A search for Waldo

“Bloodied and haggard, he slumped onto the cell’s charcoal floor, a cigarette dangling from lips swollen and oozing something awful. His shirt— the candy-striped stamp of a man hunted and harried—rebelled against the bleakness surrounding him. It was the only remaining evidence of his life on the lam.” (This is our attempt to answer “Where’s Waldo, Really?” one of the University of Chicago’s 2012 application questions.)

The offbeat essay prompt is emblematic of the growing tendency among colleges to plumb the creative potential of prospective students as a way to overcome the limitations of standardized admissions criteria that suffocate uniqueness and discourage risk-taking. Universities from Wake Forest to Brandeis have adopted wacky essay questions in an attempt to gain a more nuanced understanding of their applicants and unearth those students who promise to improve the university through both academic skill and imaginative might.
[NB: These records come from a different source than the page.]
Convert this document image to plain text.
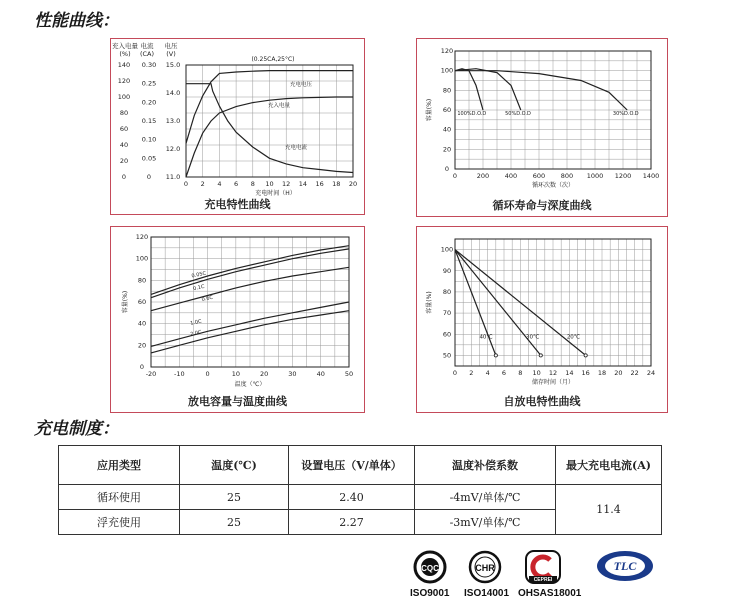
性能曲线：
0 2 4 6 8 10 12 14 16 18 20
0
20
40
60
80
100
120
140
0
0.05
0.10
0.15
0.20
0.25
0.30
11.0
12.0
13.0
14.0
15.0
充入电量 电流 电压
(%) (CA) (V)
(0.25CA,25°C)
充电时间（H）
充电电压
充入电量
充电电流
充电特性曲线
0	200 400 600 800 1000 1200 1400
0
20
40
60
80
100
120
循环次数（次）
容量(%)	100%D.O.D	50%D.O.D	30%D.O.D
循环寿命与深度曲线
-20	-10	0	10	20	30	40	50
0
20
40
60
80
100
120
温度（℃）
容量(%)
0.05C
0.1C
0.6C
1.0C
2.0C
放电容量与温度曲线
0 2 4 6 8 10 12 14 16 18 20 22 24
50
60
70
80
90
100
储存时间（月）
容量(%)
40℃	30℃	20℃
自放电特性曲线
充电制度：
应用类型	温度(℃)	设置电压（V/单体）	温度补偿系数	最大充电电流(A)
循环使用	25	2.40	-4mV/单体/℃	11.4
浮充使用	25	2.27	-3mV/单体/℃	
CQC	CHR
CEPREI
TLC
ISO9001 ISO14001 OHSAS18001
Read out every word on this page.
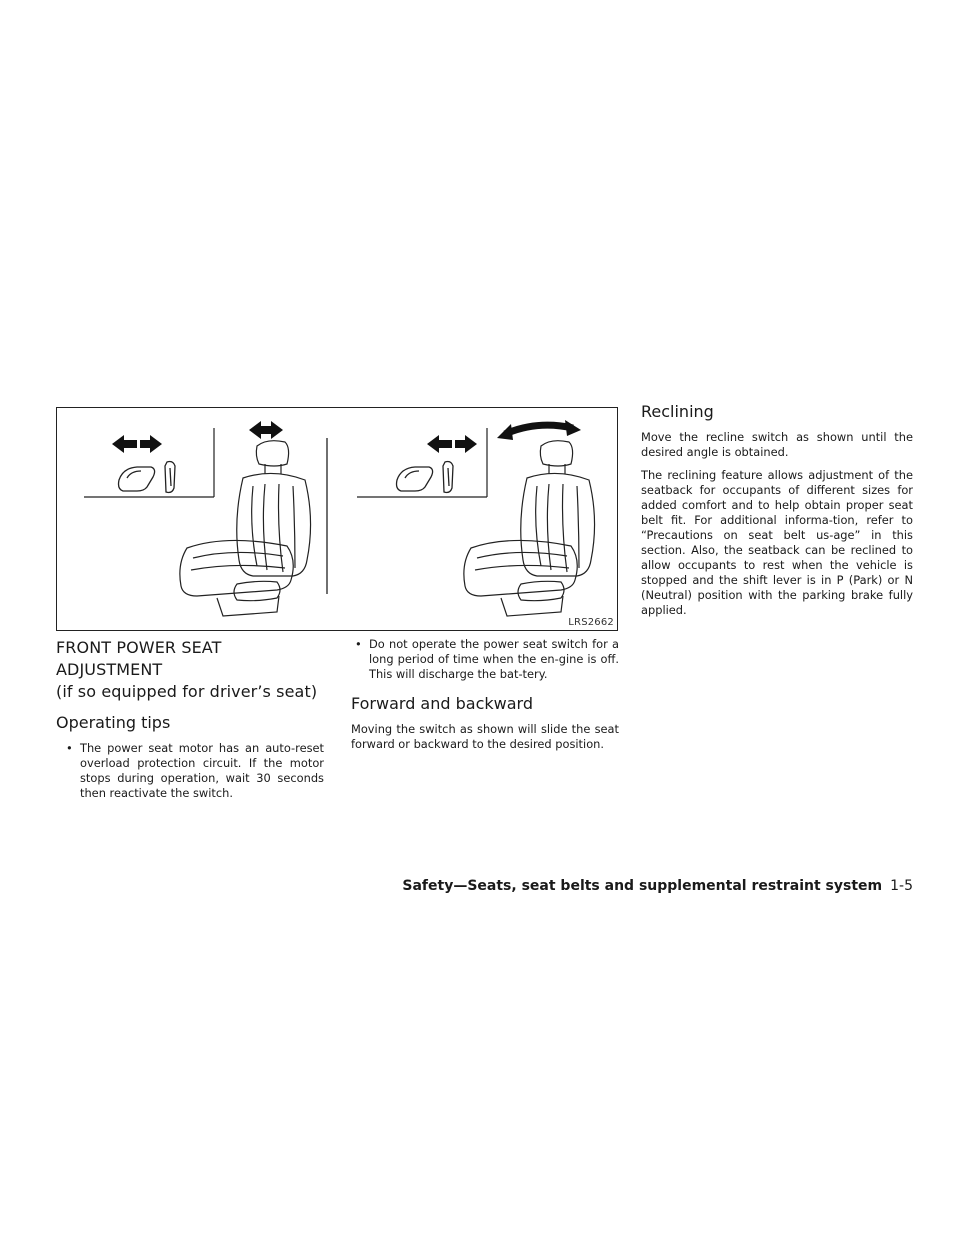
LRS2662
FRONT POWER SEAT ADJUSTMENT
(if so equipped for driver’s seat)
Operating tips
• The power seat motor has an auto-reset overload protection circuit. If the motor stops during operation, wait 30 seconds then reactivate the switch.
• Do not operate the power seat switch for a long period of time when the en-gine is off. This will discharge the bat-tery.
Forward and backward

Moving the switch as shown will slide the seat forward or backward to the desired position.

Reclining

Move the recline switch as shown until the desired angle is obtained.

The reclining feature allows adjustment of the seatback for occupants of different sizes for added comfort and to help obtain proper seat belt fit. For additional informa-tion, refer to “Precautions on seat belt us-age” in this section. Also, the seatback can be reclined to allow occupants to rest when the vehicle is stopped and the shift lever is in P (Park) or N (Neutral) position with the parking brake fully applied.

Safety—Seats, seat belts and supplemental restraint system 1-5
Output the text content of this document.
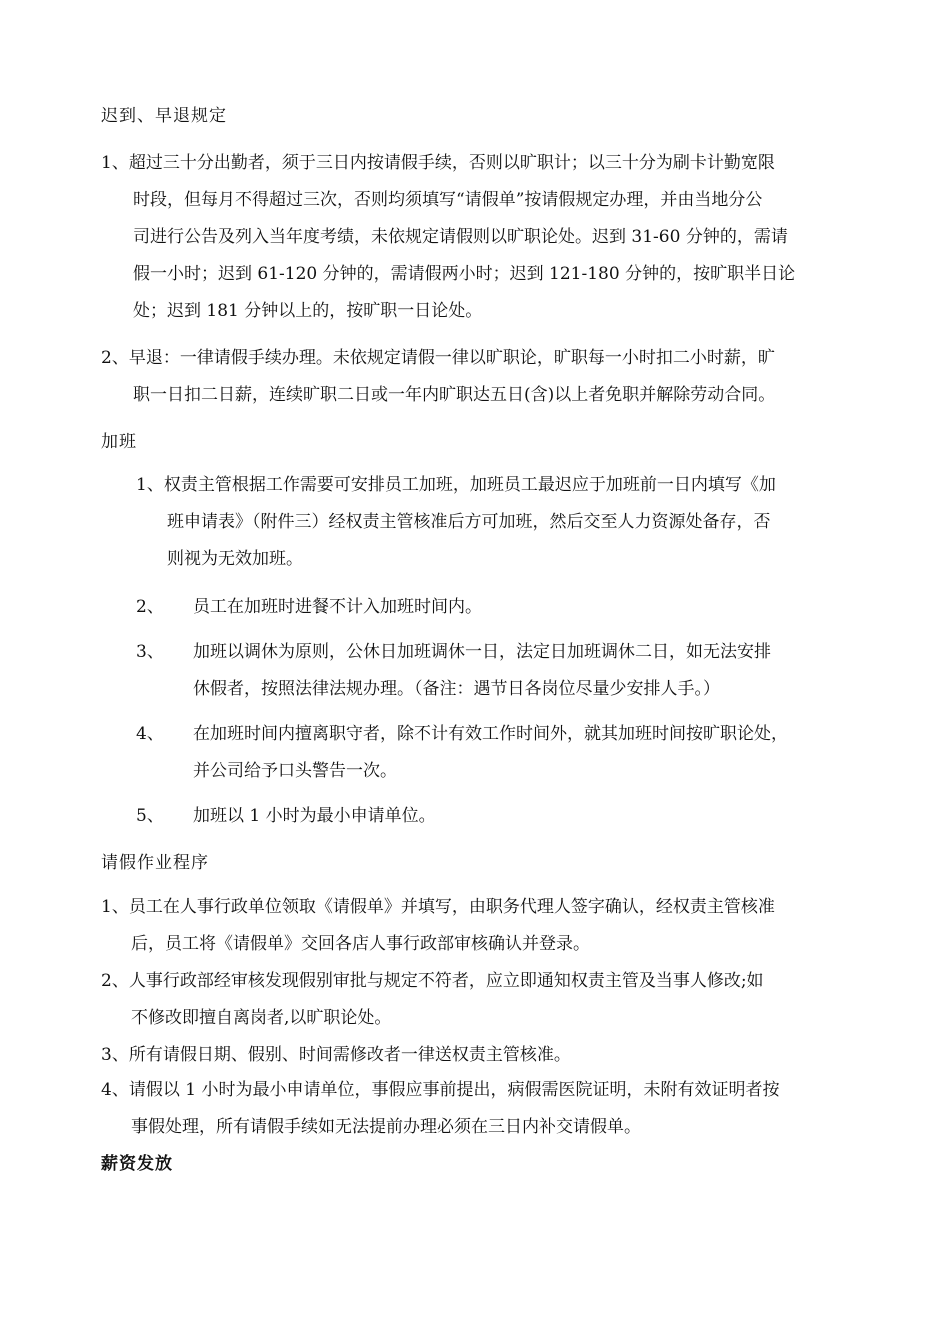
迟到、早退规定
1、超过三十分出勤者，须于三日内按请假手续，否则以旷职计；以三十分为刷卡计勤宽限
时段，但每月不得超过三次，否则均须填写“请假单”按请假规定办理，并由当地分公
司进行公告及列入当年度考绩，未依规定请假则以旷职论处。迟到 31-60 分钟的，需请
假一小时；迟到 61-120 分钟的，需请假两小时；迟到 121-180 分钟的，按旷职半日论
处；迟到 181 分钟以上的，按旷职一日论处。
2、早退：一律请假手续办理。未依规定请假一律以旷职论，旷职每一小时扣二小时薪，旷
职一日扣二日薪，连续旷职二日或一年内旷职达五日(含)以上者免职并解除劳动合同。
加班
1、权责主管根据工作需要可安排员工加班，加班员工最迟应于加班前一日内填写《加
班申请表》（附件三）经权责主管核准后方可加班，然后交至人力资源处备存，否
则视为无效加班。
2、 员工在加班时进餐不计入加班时间内。
3、 加班以调休为原则，公休日加班调休一日，法定日加班调休二日，如无法安排
休假者，按照法律法规办理。（备注：遇节日各岗位尽量少安排人手。）
4、 在加班时间内擅离职守者，除不计有效工作时间外，就其加班时间按旷职论处，
并公司给予口头警告一次。
5、 加班以 1 小时为最小申请单位。
请假作业程序
1、员工在人事行政单位领取《请假单》并填写，由职务代理人签字确认，经权责主管核准
后，员工将《请假单》交回各店人事行政部审核确认并登录。
2、人事行政部经审核发现假别审批与规定不符者，应立即通知权责主管及当事人修改;如
不修改即擅自离岗者,以旷职论处。
3、所有请假日期、假别、时间需修改者一律送权责主管核准。
4、请假以 1 小时为最小申请单位，事假应事前提出，病假需医院证明，未附有效证明者按
事假处理，所有请假手续如无法提前办理必须在三日内补交请假单。
薪资发放
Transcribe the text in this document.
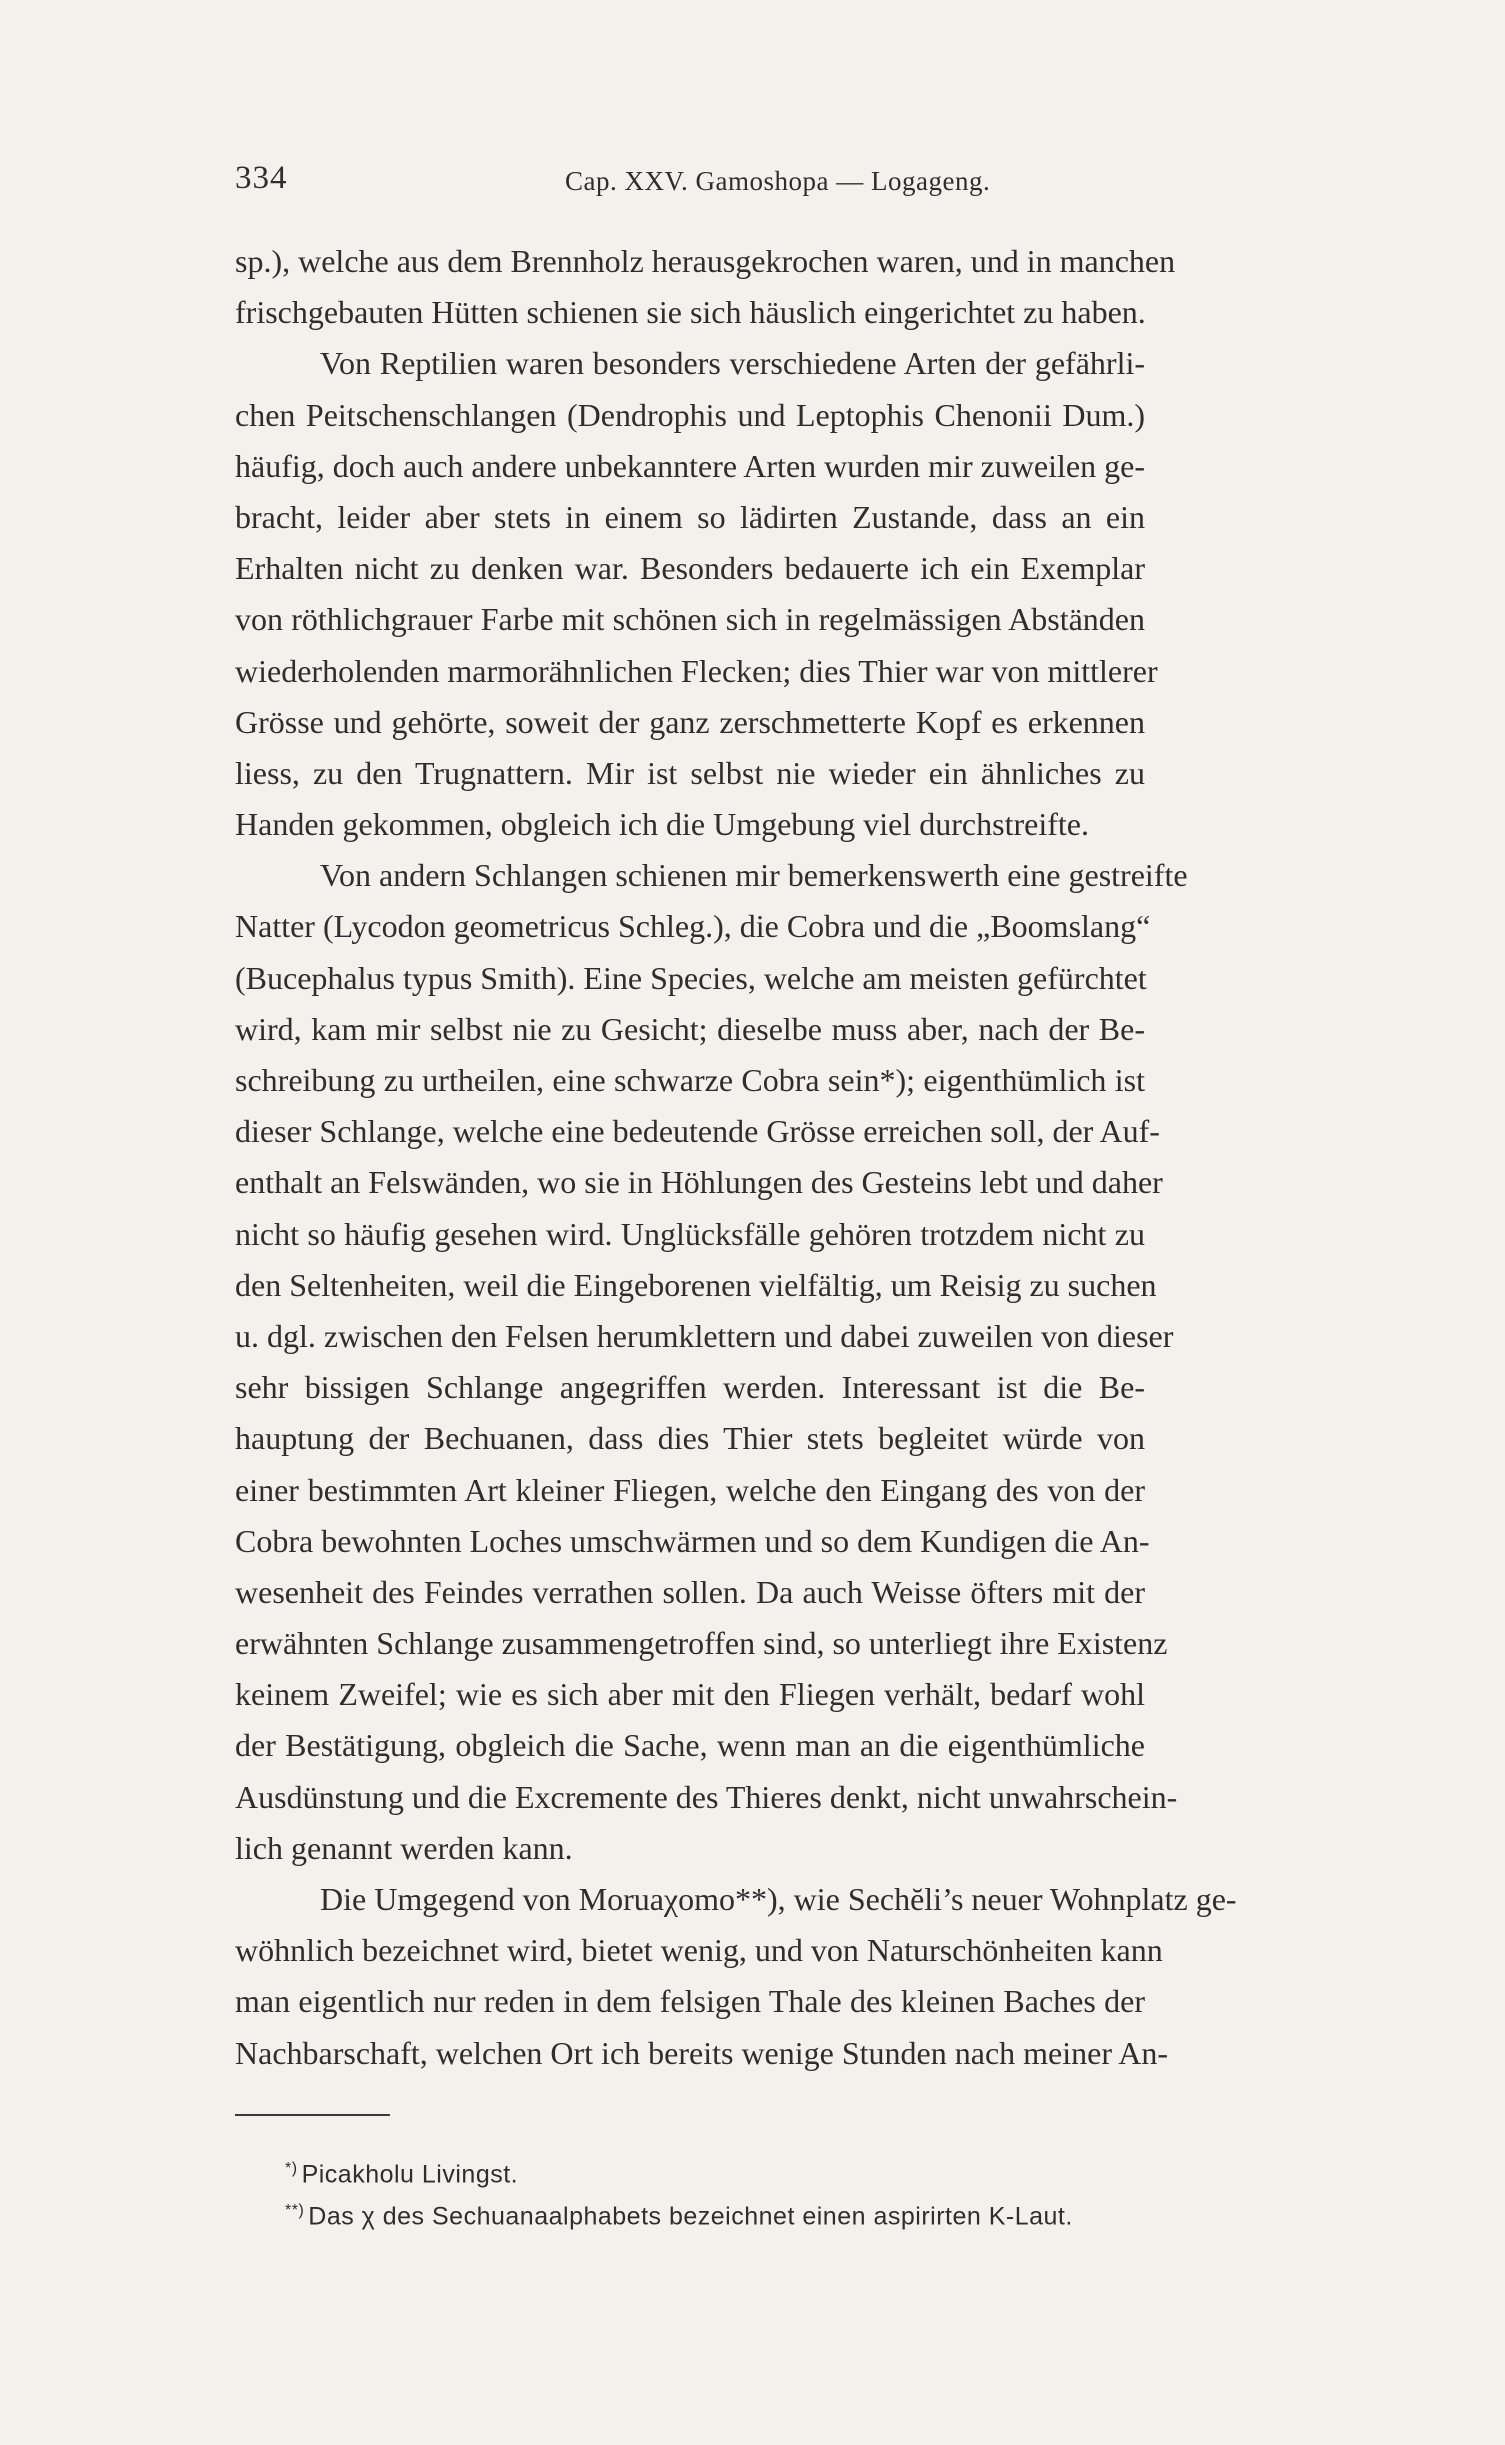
334	Cap. XXV. Gamoshopa — Logageng.
sp.), welche aus dem Brennholz herausgekrochen waren, und in manchen
frischgebauten Hütten schienen sie sich häuslich eingerichtet zu haben.
Von Reptilien waren besonders verschiedene Arten der gefährli-
chen Peitschenschlangen (Dendrophis und Leptophis Chenonii Dum.)
häufig, doch auch andere unbekanntere Arten wurden mir zuweilen ge-
bracht, leider aber stets in einem so lädirten Zustande, dass an ein
Erhalten nicht zu denken war. Besonders bedauerte ich ein Exemplar
von röthlichgrauer Farbe mit schönen sich in regelmässigen Abständen
wiederholenden marmorähnlichen Flecken; dies Thier war von mittlerer
Grösse und gehörte, soweit der ganz zerschmetterte Kopf es erkennen
liess, zu den Trugnattern. Mir ist selbst nie wieder ein ähnliches zu
Handen gekommen, obgleich ich die Umgebung viel durchstreifte.
Von andern Schlangen schienen mir bemerkenswerth eine gestreifte
Natter (Lycodon geometricus Schleg.), die Cobra und die „Boomslang“
(Bucephalus typus Smith). Eine Species, welche am meisten gefürchtet
wird, kam mir selbst nie zu Gesicht; dieselbe muss aber, nach der Be-
schreibung zu urtheilen, eine schwarze Cobra sein*); eigenthümlich ist
dieser Schlange, welche eine bedeutende Grösse erreichen soll, der Auf-
enthalt an Felswänden, wo sie in Höhlungen des Gesteins lebt und daher
nicht so häufig gesehen wird. Unglücksfälle gehören trotzdem nicht zu
den Seltenheiten, weil die Eingeborenen vielfältig, um Reisig zu suchen
u. dgl. zwischen den Felsen herumklettern und dabei zuweilen von dieser
sehr bissigen Schlange angegriffen werden. Interessant ist die Be-
hauptung der Bechuanen, dass dies Thier stets begleitet würde von
einer bestimmten Art kleiner Fliegen, welche den Eingang des von der
Cobra bewohnten Loches umschwärmen und so dem Kundigen die An-
wesenheit des Feindes verrathen sollen. Da auch Weisse öfters mit der
erwähnten Schlange zusammengetroffen sind, so unterliegt ihre Existenz
keinem Zweifel; wie es sich aber mit den Fliegen verhält, bedarf wohl
der Bestätigung, obgleich die Sache, wenn man an die eigenthümliche
Ausdünstung und die Excremente des Thieres denkt, nicht unwahrschein-
lich genannt werden kann.
Die Umgegend von Moruaχomo**), wie Sechĕli’s neuer Wohnplatz ge-
wöhnlich bezeichnet wird, bietet wenig, und von Naturschönheiten kann
man eigentlich nur reden in dem felsigen Thale des kleinen Baches der
Nachbarschaft, welchen Ort ich bereits wenige Stunden nach meiner An-
*) Picakholu Livingst.
**) Das χ des Sechuanaalphabets bezeichnet einen aspirirten K-Laut.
The questions a university asks its applicants indicate, to a certain extent, the university’s priorities, the likely composition of the student body and the tenor of the campus culture. Duke, breaking from its pattern of quickly adopting trends set by other top-tier universities, has so far resisted off-the-wall essay questions. As it has for years, the supplementary application’s optional essay asks students only to “discuss why you consider Duke a good match for you.” Although Duke brims with creative students, the University’s sober inquiry into its applicants’ collegiate preferences speaks to its self-image as a school specializing not in the imaginative arts but in equipping students with practical knowledge.

As other universities have discovered, the chief benefit of creative prompts lies in their ability to account for the variety of ways in which individuals express intelligence. It allows applicants who identify themselves as creative, but who may not excel according to traditional metrics, to showcase their talent and curiosity. For an applicant whose intellectual capacities manifest themselves in other ways, the creative essay can serve as a test of writing competency and trace an outline of the applicant’s personality.

As essay questions become zanier, however, they introduce more play into an already subjective process, allowing biases—conscious and unconscious—to seep into and color admission decisions. Creativity is not only incredibly difficult to judge, but it is also culturally constructed and understood, and placing too much emphasis on originality risks privileging applicants whose conceptions of creativity happen to align with those held by application readers. Moreover, as readers confront greater variability in applicants’ essays, they may have to depend more on culturally informed and freighted guidelines to make consequential admissions decisions. Relying on imperfect human beings to assess creativity—and determine how much it ought to count—threatens the fairness of the process. Admittedly, this threat is part of any holistic approach to college admissions. As the process comes to rely less on standardized criteria, admissions officers trade the ability to clearly discriminate between applicants for the promise of filling the university with students ranging in their talents and preferences.

For the most part, Duke has balanced this tradeoff well, but mounting pressure to afford more weight to originality may have Duke searching for more creative applicants. In turn, Duke may have applicants searching for Waldo.